Now we have IBM's ISA version 4 and MV version 2. The tool is still quirky (after all it is written in Java), but it is by far the best (only?) tool I've seen that can parse and graph GC data for Sun's JVM. Hopefully this post will help navigate you through its quirkiness so you can overlook its obvious design faults.


If you've never analyzed GC Data before:
  • Make sure the JVM has the following arguments set: -XX:+PrintGCTimeStamp -XX:+PrintGCDetails. This prints out a timestamp for each GC based off of when the server was started (yeah, I know this is weird, but there is no option to do system time) and the details of the three generations of memory

  • Download the nativestdout.log from your app server. This is where all the data from the settings will be dumped out to.

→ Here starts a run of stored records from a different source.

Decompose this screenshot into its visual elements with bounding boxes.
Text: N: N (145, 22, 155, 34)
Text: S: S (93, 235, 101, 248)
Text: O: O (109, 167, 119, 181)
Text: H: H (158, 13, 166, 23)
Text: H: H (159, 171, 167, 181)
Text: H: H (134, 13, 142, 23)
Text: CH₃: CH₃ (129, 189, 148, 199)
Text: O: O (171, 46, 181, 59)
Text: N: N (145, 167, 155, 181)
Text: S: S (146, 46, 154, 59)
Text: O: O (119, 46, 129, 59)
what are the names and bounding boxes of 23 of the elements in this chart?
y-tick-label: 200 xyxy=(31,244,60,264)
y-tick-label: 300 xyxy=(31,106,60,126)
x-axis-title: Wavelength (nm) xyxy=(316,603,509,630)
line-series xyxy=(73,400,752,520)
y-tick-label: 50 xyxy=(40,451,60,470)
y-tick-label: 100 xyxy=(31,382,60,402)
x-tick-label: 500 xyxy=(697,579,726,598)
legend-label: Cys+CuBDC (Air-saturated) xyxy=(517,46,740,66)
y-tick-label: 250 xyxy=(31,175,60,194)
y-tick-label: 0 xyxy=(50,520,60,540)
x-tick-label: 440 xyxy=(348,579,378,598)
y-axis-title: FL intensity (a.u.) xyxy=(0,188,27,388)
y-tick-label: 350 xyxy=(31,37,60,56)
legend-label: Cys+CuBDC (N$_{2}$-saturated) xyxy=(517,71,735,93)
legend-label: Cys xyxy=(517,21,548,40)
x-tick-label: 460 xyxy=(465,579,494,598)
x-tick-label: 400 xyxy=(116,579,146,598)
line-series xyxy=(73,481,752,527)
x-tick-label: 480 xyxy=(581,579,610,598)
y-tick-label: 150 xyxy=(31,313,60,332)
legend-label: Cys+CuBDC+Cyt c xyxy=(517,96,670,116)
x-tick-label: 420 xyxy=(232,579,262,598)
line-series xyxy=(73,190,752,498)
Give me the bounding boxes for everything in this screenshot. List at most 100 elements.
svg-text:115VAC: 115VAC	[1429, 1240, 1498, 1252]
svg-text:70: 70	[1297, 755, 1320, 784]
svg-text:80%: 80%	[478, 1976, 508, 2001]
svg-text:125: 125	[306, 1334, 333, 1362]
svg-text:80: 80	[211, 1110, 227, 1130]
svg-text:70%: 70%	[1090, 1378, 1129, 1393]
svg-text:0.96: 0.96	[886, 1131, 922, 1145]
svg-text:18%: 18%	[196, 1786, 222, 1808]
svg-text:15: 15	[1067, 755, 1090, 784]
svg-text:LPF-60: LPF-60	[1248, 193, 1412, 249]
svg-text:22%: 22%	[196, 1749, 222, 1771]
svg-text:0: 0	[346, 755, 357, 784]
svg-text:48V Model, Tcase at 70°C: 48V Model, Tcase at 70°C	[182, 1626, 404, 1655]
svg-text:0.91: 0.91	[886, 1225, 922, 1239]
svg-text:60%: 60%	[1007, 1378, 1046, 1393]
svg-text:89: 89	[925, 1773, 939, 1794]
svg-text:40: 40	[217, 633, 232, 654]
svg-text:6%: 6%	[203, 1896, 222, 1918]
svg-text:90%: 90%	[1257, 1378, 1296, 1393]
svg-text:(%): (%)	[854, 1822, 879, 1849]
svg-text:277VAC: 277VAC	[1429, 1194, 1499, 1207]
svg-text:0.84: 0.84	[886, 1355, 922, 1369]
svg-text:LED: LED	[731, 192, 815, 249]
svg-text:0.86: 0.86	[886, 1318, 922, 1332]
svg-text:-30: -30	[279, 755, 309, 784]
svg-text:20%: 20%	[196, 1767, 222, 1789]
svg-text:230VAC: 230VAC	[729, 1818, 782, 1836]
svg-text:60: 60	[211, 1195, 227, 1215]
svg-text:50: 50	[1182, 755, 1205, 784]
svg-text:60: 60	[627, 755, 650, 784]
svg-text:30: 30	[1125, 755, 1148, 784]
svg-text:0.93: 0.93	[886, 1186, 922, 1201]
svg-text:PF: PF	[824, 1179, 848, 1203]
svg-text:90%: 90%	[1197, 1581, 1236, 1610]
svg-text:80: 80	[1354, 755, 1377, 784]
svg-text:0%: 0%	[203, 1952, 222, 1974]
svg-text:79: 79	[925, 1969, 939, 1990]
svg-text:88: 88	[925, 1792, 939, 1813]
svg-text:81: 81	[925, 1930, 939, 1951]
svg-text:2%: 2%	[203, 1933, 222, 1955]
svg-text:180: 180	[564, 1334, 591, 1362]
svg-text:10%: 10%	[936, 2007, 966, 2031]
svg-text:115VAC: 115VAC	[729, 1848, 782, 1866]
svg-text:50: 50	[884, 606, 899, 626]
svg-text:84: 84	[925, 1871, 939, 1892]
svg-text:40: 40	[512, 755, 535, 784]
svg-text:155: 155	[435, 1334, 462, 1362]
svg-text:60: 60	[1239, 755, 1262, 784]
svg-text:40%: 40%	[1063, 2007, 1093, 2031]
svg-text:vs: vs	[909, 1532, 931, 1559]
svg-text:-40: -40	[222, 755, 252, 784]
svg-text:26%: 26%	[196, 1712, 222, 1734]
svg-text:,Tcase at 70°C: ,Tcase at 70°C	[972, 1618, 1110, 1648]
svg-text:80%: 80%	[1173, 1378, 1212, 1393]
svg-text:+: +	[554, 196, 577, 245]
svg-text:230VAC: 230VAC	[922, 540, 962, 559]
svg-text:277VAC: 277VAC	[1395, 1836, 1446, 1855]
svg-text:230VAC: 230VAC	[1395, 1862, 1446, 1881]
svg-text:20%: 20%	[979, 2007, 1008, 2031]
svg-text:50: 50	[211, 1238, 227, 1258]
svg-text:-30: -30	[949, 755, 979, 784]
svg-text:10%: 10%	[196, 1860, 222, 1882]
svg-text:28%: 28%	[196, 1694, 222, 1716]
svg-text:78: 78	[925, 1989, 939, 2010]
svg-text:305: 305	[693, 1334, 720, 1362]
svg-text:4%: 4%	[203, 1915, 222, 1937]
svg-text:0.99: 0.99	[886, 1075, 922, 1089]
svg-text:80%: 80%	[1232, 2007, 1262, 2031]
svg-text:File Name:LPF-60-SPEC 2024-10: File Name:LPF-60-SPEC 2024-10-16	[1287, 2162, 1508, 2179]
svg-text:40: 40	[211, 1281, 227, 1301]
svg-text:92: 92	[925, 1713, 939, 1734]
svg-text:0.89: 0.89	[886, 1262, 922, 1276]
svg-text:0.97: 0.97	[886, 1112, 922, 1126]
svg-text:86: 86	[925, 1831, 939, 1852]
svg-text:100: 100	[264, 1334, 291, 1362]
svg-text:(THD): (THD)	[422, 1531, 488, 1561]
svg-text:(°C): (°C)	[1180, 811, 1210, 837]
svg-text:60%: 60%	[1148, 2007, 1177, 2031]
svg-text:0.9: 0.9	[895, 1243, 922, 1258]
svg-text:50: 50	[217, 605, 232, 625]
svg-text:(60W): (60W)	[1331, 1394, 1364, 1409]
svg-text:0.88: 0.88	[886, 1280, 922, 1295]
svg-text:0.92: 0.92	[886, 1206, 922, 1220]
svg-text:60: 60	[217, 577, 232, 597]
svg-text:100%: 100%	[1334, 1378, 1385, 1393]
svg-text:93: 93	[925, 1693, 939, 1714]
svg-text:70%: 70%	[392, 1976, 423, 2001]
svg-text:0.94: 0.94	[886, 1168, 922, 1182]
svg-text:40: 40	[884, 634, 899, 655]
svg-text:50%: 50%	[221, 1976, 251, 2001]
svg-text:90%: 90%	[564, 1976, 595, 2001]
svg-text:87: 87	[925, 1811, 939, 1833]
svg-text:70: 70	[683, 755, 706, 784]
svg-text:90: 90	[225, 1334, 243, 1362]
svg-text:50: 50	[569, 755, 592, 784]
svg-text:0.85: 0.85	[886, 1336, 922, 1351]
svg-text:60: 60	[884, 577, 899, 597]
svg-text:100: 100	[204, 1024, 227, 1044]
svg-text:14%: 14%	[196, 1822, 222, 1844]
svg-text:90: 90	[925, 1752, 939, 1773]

  1. First Install IBM's ISA Tool and the accompanying Add-on for the Memory Visualizer.

  2. Open up ISA:

  3. Click: Analyze Problem

  4. Click browse, Select "Remote Artifact Browse" and find the log file. (More quirkiness. It may take several minutes - not exaggerating - for you to navigate to your folder so make sure it isn't too deep or copy the path into the textbox which might not work.)

  5. Now you can begin analyzing the log - see next post!

Thursday, August 21, 2008

Installing IBM Support Assistant and performance tools

  1. Download and install IBM's ISA framework
  2. Open up ISA and go to Update > "Find New.." > Tools Add-ons



  3. Select "IBM Monitoring and Diagnostic Tools for Java - Garbage Collection and Memory Visualizer" and "IBM Thread and Monitor Dump Analyzer for Java (Tech Preview)." Click Next through the remaining screens. It will ask you to restart itself.